On Friday, most of the world's governments are set to sign the most sweeping climate agreement in history. Their signatures will codify promises they made in Paris last December to reduce emissions of greenhouse gases.
The two largest sources of those gases are the U.S. and China. Whether they keep their promises will in large part determine whether the Paris deal succeeds. And it is by no means clear that they'll be able to keep their promises.
The Paris climate meeting was the culmination of years of failure by the world's nations to cut a deal on curbing climate change. Failure in Paris, some people predicted, would likely bury the idea of an international climate deal.
Then, just months before the Paris summit, President Obama and China's Xi Jinping stood side by side at the White House and said, "We've got this."
"When the world's two largest economies, energy consumers and carbon emitters come together like this," Obama said, "then there's no reason for other countries — whether developed or developing — to not do so as well."
Obama highlighted his own clean power plan to cut carbon dioxide from electric power plants – a plan the administration rolled out in 2014. The Chinese promised to slow the growth of their country's emissions. That joint declaration paved the way, and the rest of the world made similar pledges in Paris.
But since then, Obama's plan has come under attack. Kate Larsen of the Rhodium Group, a policy and economics think tank, says climate experts thought the plan was a sure thing because it didn't require congressional approval. "It was something that looked like slam dunk," she says, and "that was really important to show that the U.S. was making progress."
But the plan's opponents — numerous state governments and power companies — sued to stop the plan, and the U.S. Supreme Court agreed to put it on hold.
So what happens to Obama's Paris pledge if its centerpiece clean power plan dies? The plan would reduce emissions of greenhouse gases by 26 percent to 28 percent by 2025. The Rhodium Group did the math and concludes that with the clean power plan, the U.S. would still come up short on that promise. And without it, the U.S. would be way short.
But Larsen says the fat's not in the fire yet. There are other options. Renewable energy is growing much faster than energy experts predicted. That's largely, Larsen notes, because of moves by Congress — though many of its members don't even believe in climate change.
"Congress gave the renewables industry a huge Christmas gift with an extension of the tax credits for solar and wind power," she says. Those tax breaks, enacted last December, make new wind and solar projects cheaper, and helped make them the leading source of new electricity.
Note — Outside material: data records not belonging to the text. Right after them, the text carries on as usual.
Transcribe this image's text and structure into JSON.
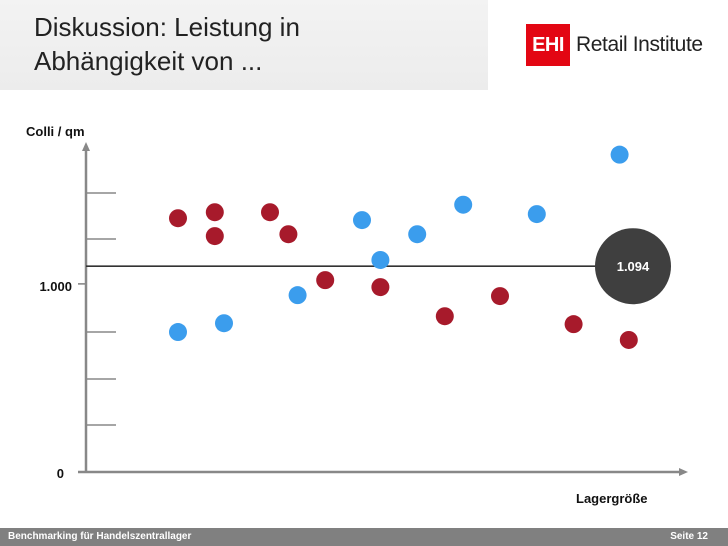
{
  "header": {
    "title": "Diskussion: Leistung in Abhängigkeit von ...",
    "logo_mark": "EHI",
    "logo_text": "Retail Institute",
    "logo_color": "#e30613"
  },
  "footer": {
    "left": "Benchmarking für Handelszentrallager",
    "right": "Seite 12"
  },
  "chart_data": {
    "type": "scatter",
    "title": "",
    "xlabel": "Lagergröße",
    "ylabel": "Colli / qm",
    "ylim": [
      0,
      1733
    ],
    "y_ticks": [
      {
        "value": 0,
        "label": "0"
      },
      {
        "value": 1000,
        "label": "1.000"
      }
    ],
    "reference_line": {
      "value": 1094,
      "label": "1.094",
      "color": "#3f3f3f"
    },
    "grid": false,
    "legend": "none",
    "series": [
      {
        "color": "#a71a2b",
        "points": [
          {
            "x": 1.0,
            "y": 1349
          },
          {
            "x": 1.4,
            "y": 1381
          },
          {
            "x": 1.4,
            "y": 1254
          },
          {
            "x": 2.0,
            "y": 1381
          },
          {
            "x": 2.2,
            "y": 1264
          },
          {
            "x": 2.6,
            "y": 1020
          },
          {
            "x": 3.2,
            "y": 983
          },
          {
            "x": 3.9,
            "y": 828
          },
          {
            "x": 4.5,
            "y": 935
          },
          {
            "x": 5.3,
            "y": 786
          },
          {
            "x": 5.9,
            "y": 702
          }
        ]
      },
      {
        "color": "#3b9ded",
        "points": [
          {
            "x": 1.0,
            "y": 744
          },
          {
            "x": 1.5,
            "y": 791
          },
          {
            "x": 2.3,
            "y": 940
          },
          {
            "x": 3.0,
            "y": 1339
          },
          {
            "x": 3.2,
            "y": 1127
          },
          {
            "x": 3.6,
            "y": 1264
          },
          {
            "x": 4.1,
            "y": 1421
          },
          {
            "x": 4.9,
            "y": 1371
          },
          {
            "x": 5.8,
            "y": 1687
          }
        ]
      }
    ]
  }
}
So, although it's tough to say if the U.S. will actually achieve Obama's goals, those goals "were a stretch," Larsen says, and the rest of the world should understand that.
Then there's China. It's the world's leading source of greenhouse gas emissions. China's government has acknowledged that emissions there will continue to rise, but pledged that they will peak in 2030 and then decline.
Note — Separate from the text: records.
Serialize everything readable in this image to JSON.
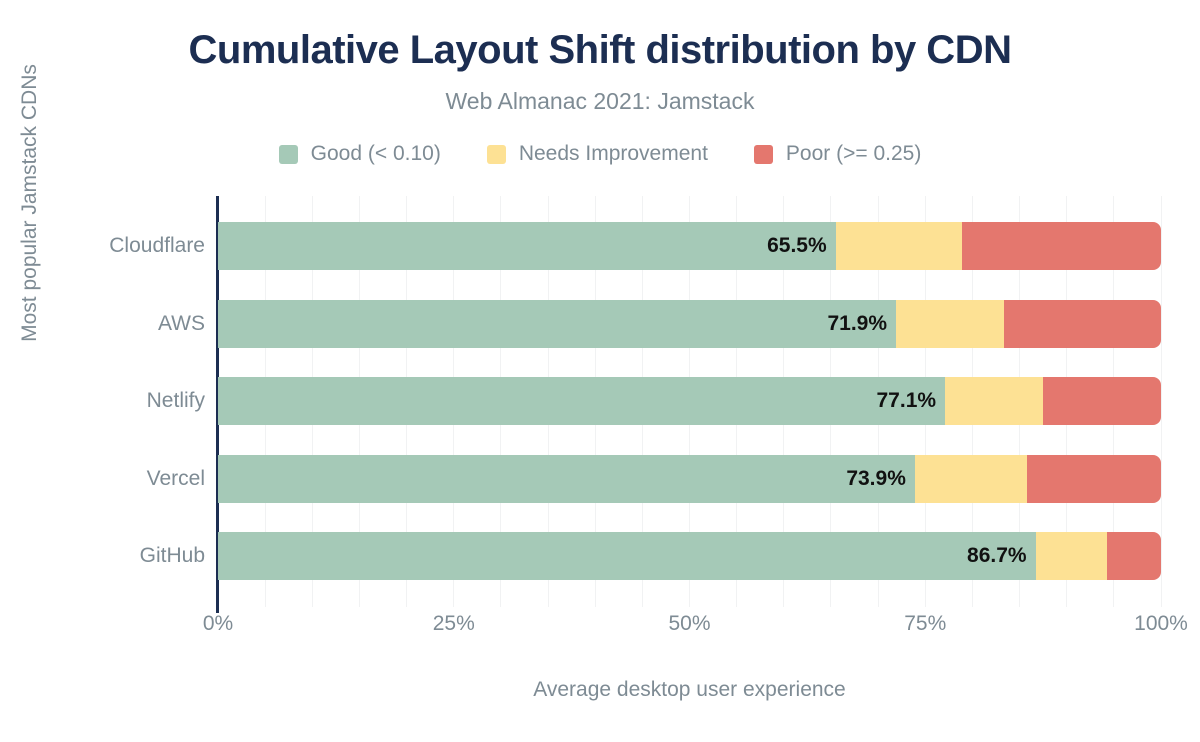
{
  "title": "Cumulative Layout Shift distribution by CDN",
  "subtitle": "Web Almanac 2021: Jamstack",
  "legend": [
    {
      "label": "Good (< 0.10)",
      "color": "#a5c9b7"
    },
    {
      "label": "Needs Improvement",
      "color": "#fde194"
    },
    {
      "label": "Poor (>= 0.25)",
      "color": "#e4776e"
    }
  ],
  "colors": {
    "title": "#1c2e52",
    "muted_text": "#7e8b94",
    "good": "#a5c9b7",
    "needs_improvement": "#fde194",
    "poor": "#e4776e",
    "gridline": "#f1f2f3",
    "axis_line": "#1c2e52",
    "bar_value_text": "#111111"
  },
  "chart_data": {
    "type": "bar",
    "orientation": "horizontal",
    "stacked": true,
    "title": "Cumulative Layout Shift distribution by CDN",
    "subtitle": "Web Almanac 2021: Jamstack",
    "categories": [
      "Cloudflare",
      "AWS",
      "Netlify",
      "Vercel",
      "GitHub"
    ],
    "series": [
      {
        "name": "Good (< 0.10)",
        "color": "#a5c9b7",
        "values": [
          65.5,
          71.9,
          77.1,
          73.9,
          86.7
        ]
      },
      {
        "name": "Needs Improvement",
        "color": "#fde194",
        "values": [
          13.4,
          11.5,
          10.4,
          11.9,
          7.6
        ]
      },
      {
        "name": "Poor (>= 0.25)",
        "color": "#e4776e",
        "values": [
          21.1,
          16.6,
          12.5,
          14.2,
          5.7
        ]
      }
    ],
    "bar_labels": [
      "65.5%",
      "71.9%",
      "77.1%",
      "73.9%",
      "86.7%"
    ],
    "xlabel": "Average desktop user experience",
    "ylabel": "Most popular Jamstack CDNs",
    "xlim": [
      0,
      100
    ],
    "x_ticks": [
      {
        "value": 0,
        "label": "0%"
      },
      {
        "value": 25,
        "label": "25%"
      },
      {
        "value": 50,
        "label": "50%"
      },
      {
        "value": 75,
        "label": "75%"
      },
      {
        "value": 100,
        "label": "100%"
      }
    ],
    "grid": {
      "minor_step": 5,
      "visible": true
    },
    "legend_position": "top"
  }
}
In fact, China might be way ahead of schedule — ifyou believe the emissions numbers from Chinese officials. Those statistics suggest that the nation's emissions are already declining.
"I think that decline is real," says Rob Jackson, a climate scientist at Stanford University. His research shows that for the past two years, China's emissions flattened and even fell. He says even if China's statistics are off a bit, as they often have been, they signal a shift away from relentless growth in emissions.
"Emissions are changing in China," Jackson says. "Will they peak this year or last year? I don't think so. I do expect them to increase only a little bit more. They may peak within five years or so." If that turns out to be true, China would be way ahead of schedule.
That depends, of course, on China's economy. It's been tepid lately. If it rebounds, so will emissions. The weather could be a factor, too. China depends a lot on hydropower, and a drought could push the country back to coal. So emissions data that currently look good could change.
What the U.S. and China do is critically important now, but ultimately their efforts won't be enough to stop climate change. Other countries matter as well — in particular, India. India's emissions are growing fast, and while its government pledged in Paris to shift to renewable energy as fast as the country can, it's not giving up fossil fuels such as coal either — not with hundreds of millions of people still without electricity. Over the long haul, India's emissions could surpass those from the U.S. or China.
"What pathway India takes will go a long way to saying where we end up in 10 to 20 years," Jackson says, "along with what the U.S. does and what China does."